Hiver 2015 2016 en Irlande Les conséquences sur brochets et truites

Si nous sommes encore au coeur de l’hiver, la fin de février sonne le glas des journées les plus courtes et nous pouvons enfin constater que les jours s’étirent enfin, surtout en soirée. Point de jours trop froids à nous avoir éprouvés mais bien des tempêtes successives et des averses à n’en plus finir dont 2 mois d’une pluie qui a inondé une bonne partie de nos régions.Deux mois pendant lesquels les rivières et lacs irlandais ont monté inexorablement, noyant toutes les vallées et laissant la place à de petites mers intérieures où plus rien n’était reconnaissable.
La décrue s’amorce enfin lentement depuis 2 semaines mais les masses d’eau à évacuer sont considérables, sans compter ce que la terre et les bogs ont absorbé qui est relargué très doucement et alimentera longtemps les cours d’eau.
La pêche fut impossible pendant ces longues semaines: Les poissons furent fortement perturbés par la montée des niveaux, les courants liés aux rivières dont le débit fut multiplié par dix et aux vents très forts revenant de façon récurrente avec des pressions atmosphériques faisant du yoyo. Il est sûr que la température de l’eau ne remontera pas vite tant la masse d’eau à réchauffer est importante. De 4°C actuellement, il faudra bien du temps pour atteindre les 10° nécessaires à une activité piscicole normale d’autant que le poisson devra encore bouger pour regagner ses places habituelles. Souhaitons que les brochets ne fraient pas trop tôt pour éviter que leurs lieux de pontes ne soient mis au sec quand on sait que ce poisson fraie sur les prairies inondées. Souhaitons aussi que les frayères à truites n’aient pas été endommagées par les alluvions qui privent les oeufs d’oxygène et que les alevins aient pu naître avant.
Les hautes eaux auront cependant deux aspects positifs: les lacs très hauts alimentant les rivières vont maintenir un débit d’eau plus longtemps qu’à l’habitude laissant ces rivières pêchables sur une plus grande durée. Les plus grosses truites resteront elles aussi plus longtemps dans les rivières, n’éprouvant pas trop tôt le besoin de rejoindre les lacs sitôt le printemps arrivé. Nous pouvons donc espérer de belles pêches de ces dernières plus tard dans la saison que les années précédentes.

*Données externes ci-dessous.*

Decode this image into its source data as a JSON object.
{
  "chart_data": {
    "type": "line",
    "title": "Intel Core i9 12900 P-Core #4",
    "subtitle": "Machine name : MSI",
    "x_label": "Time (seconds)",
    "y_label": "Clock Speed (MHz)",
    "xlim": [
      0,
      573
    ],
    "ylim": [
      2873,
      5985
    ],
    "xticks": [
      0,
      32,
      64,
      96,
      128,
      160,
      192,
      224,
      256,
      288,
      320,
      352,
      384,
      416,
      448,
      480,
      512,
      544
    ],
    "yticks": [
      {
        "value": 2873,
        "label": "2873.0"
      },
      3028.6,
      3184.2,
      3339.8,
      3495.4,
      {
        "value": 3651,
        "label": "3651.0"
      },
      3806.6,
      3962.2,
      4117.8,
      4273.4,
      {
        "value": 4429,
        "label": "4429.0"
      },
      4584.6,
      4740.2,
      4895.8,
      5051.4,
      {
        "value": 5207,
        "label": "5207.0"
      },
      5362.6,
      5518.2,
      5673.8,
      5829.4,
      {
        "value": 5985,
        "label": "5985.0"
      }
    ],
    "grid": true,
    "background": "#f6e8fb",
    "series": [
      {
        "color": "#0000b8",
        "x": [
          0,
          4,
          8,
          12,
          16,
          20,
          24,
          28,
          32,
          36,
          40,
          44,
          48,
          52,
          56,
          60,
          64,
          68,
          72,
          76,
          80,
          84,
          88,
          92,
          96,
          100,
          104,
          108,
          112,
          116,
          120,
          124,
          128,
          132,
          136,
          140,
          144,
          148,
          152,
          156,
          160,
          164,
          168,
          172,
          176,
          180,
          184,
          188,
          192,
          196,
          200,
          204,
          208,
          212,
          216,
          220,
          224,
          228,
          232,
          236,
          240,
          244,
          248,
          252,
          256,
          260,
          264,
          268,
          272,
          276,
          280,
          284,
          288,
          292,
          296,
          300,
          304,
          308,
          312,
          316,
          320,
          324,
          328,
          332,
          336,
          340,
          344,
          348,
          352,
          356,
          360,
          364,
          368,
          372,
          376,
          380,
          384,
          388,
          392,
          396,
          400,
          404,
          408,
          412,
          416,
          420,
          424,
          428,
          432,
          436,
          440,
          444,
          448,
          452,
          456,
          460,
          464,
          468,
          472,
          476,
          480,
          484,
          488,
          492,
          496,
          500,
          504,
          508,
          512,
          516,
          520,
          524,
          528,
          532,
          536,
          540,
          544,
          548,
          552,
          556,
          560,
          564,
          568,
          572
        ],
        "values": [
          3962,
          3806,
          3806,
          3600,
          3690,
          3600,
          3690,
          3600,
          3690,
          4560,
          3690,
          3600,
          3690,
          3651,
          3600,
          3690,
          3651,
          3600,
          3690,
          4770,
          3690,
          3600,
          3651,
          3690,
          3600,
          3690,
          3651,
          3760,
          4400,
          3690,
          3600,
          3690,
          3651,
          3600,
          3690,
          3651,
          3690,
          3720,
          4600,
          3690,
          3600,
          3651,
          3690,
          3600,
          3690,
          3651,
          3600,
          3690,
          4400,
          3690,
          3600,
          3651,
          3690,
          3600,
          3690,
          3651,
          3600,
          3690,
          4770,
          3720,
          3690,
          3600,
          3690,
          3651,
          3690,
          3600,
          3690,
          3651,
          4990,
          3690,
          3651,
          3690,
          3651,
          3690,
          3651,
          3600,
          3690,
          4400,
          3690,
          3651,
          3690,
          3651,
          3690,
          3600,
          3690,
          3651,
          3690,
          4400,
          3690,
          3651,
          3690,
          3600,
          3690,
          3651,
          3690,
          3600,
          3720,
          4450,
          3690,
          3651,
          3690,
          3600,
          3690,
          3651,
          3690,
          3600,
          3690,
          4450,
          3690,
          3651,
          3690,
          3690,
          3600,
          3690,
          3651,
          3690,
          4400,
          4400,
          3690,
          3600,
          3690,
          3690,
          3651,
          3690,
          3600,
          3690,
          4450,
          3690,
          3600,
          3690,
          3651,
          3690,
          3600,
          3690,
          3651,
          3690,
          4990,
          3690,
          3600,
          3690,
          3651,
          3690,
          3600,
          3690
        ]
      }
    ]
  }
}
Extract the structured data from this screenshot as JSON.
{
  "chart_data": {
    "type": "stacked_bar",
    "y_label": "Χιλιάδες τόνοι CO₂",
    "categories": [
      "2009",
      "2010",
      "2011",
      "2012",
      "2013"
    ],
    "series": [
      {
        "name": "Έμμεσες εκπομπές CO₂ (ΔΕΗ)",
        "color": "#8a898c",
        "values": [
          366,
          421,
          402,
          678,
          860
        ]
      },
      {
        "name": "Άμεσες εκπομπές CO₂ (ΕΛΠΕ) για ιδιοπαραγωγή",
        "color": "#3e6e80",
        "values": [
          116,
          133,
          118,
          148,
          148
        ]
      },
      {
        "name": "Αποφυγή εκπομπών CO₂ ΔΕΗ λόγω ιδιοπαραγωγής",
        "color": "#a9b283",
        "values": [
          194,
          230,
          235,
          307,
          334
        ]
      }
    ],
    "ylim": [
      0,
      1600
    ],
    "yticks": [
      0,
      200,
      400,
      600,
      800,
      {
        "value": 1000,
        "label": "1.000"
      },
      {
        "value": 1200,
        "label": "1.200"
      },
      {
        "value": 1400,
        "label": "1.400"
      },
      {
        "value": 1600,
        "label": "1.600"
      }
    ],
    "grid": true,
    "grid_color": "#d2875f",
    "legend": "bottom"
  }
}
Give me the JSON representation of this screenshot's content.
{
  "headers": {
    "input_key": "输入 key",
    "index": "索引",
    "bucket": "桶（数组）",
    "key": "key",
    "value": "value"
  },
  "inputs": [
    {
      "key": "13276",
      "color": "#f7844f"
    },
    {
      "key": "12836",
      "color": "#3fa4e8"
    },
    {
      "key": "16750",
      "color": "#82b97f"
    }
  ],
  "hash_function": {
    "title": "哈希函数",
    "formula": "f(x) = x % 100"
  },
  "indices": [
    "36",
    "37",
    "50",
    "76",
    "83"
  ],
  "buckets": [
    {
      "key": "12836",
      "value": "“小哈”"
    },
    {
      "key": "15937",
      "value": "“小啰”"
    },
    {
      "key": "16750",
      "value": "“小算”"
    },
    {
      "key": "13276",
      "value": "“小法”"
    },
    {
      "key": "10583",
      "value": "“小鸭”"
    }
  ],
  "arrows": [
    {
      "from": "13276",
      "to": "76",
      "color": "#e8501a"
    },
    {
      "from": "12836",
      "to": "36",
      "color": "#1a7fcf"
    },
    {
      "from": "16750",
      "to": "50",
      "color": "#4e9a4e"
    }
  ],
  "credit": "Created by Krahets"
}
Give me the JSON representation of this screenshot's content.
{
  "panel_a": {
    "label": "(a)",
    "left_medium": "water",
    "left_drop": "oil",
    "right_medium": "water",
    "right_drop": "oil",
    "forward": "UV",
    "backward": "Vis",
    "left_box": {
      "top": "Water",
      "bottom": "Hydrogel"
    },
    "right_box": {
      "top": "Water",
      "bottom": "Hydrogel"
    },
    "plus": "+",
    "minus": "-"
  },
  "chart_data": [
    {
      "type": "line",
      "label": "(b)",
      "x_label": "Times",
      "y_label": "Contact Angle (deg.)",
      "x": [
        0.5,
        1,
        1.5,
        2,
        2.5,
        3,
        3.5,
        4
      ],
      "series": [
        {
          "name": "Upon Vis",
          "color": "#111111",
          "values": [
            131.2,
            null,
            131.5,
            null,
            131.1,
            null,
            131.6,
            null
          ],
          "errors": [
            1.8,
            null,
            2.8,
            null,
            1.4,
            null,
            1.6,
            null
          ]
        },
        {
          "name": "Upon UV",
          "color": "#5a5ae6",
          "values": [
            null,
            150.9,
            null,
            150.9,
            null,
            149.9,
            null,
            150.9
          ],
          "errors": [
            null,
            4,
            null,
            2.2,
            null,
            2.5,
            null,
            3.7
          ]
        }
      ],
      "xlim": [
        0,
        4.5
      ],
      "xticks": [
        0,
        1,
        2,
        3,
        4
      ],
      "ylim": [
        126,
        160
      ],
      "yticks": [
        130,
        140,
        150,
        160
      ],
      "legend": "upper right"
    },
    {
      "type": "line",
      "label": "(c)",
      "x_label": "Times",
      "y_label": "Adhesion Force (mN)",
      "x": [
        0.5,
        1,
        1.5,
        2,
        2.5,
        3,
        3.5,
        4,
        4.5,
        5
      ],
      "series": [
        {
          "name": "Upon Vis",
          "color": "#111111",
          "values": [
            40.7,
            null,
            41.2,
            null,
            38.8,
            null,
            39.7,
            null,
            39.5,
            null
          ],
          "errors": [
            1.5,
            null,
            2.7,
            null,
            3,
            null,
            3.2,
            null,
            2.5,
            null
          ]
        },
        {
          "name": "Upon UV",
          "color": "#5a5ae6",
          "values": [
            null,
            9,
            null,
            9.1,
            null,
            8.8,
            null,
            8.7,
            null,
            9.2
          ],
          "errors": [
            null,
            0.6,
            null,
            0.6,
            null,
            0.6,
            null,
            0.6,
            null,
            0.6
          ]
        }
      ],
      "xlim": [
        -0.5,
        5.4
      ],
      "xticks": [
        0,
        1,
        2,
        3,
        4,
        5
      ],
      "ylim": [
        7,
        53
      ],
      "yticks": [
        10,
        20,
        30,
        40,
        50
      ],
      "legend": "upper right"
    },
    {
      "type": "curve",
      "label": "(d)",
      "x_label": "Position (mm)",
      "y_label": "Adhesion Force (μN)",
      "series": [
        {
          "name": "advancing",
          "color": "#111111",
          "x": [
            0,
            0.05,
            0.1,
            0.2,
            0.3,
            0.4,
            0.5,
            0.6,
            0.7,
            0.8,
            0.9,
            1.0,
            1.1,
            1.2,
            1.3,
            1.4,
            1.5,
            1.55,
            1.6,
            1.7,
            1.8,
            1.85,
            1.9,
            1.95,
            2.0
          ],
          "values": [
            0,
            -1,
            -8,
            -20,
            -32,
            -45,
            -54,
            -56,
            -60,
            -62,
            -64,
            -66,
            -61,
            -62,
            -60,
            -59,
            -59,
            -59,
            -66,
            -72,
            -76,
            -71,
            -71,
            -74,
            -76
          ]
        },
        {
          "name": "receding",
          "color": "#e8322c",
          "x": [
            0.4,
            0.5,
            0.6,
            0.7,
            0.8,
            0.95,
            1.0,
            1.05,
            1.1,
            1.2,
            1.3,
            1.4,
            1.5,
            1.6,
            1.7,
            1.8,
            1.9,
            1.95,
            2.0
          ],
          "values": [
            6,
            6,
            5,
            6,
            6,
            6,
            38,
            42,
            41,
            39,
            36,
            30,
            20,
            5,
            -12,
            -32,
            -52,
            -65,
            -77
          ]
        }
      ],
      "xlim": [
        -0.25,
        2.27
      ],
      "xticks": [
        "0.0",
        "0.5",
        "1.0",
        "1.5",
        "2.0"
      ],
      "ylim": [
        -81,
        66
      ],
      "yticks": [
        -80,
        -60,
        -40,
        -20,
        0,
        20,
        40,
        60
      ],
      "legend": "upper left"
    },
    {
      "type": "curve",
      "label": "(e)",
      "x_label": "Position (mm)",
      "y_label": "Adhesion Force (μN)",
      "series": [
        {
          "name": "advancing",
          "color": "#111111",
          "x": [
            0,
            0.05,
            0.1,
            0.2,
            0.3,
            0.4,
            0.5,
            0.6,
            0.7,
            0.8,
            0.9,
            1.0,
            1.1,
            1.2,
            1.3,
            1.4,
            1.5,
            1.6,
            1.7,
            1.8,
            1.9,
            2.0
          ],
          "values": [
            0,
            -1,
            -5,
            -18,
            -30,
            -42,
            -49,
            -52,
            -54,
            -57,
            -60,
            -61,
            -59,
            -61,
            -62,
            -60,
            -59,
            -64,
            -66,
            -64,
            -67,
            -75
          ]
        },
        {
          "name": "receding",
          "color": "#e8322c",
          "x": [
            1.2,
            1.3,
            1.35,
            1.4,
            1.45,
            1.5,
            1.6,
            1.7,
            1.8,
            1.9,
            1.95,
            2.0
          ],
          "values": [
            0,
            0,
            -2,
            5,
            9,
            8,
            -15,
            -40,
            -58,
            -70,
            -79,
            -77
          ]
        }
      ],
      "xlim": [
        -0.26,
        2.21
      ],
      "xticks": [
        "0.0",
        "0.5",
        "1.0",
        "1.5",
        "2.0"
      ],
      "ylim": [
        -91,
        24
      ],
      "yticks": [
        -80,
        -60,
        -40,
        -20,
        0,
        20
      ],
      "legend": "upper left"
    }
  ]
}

En ce qui concerne le brochet, l’incidence sera moindre en lac mais l’activité risque d’être retardée en rivière tant que ces dernières n’auront pas regagné leur lit et que les courants resteront forts. En début de saison, il faudra sans aucun doute les chercher en des lieux plus inhabituels où le poisson fourrage se tiendra encore à l’abri. Les sorties de février furent maigres mais on s’y attendait. L’espoir fait vivre, ne désespérons pas! Le printemps qui arrive sera un nouveau défi à relever qui nous enrichira de nouvelles connaissances toujours profitables.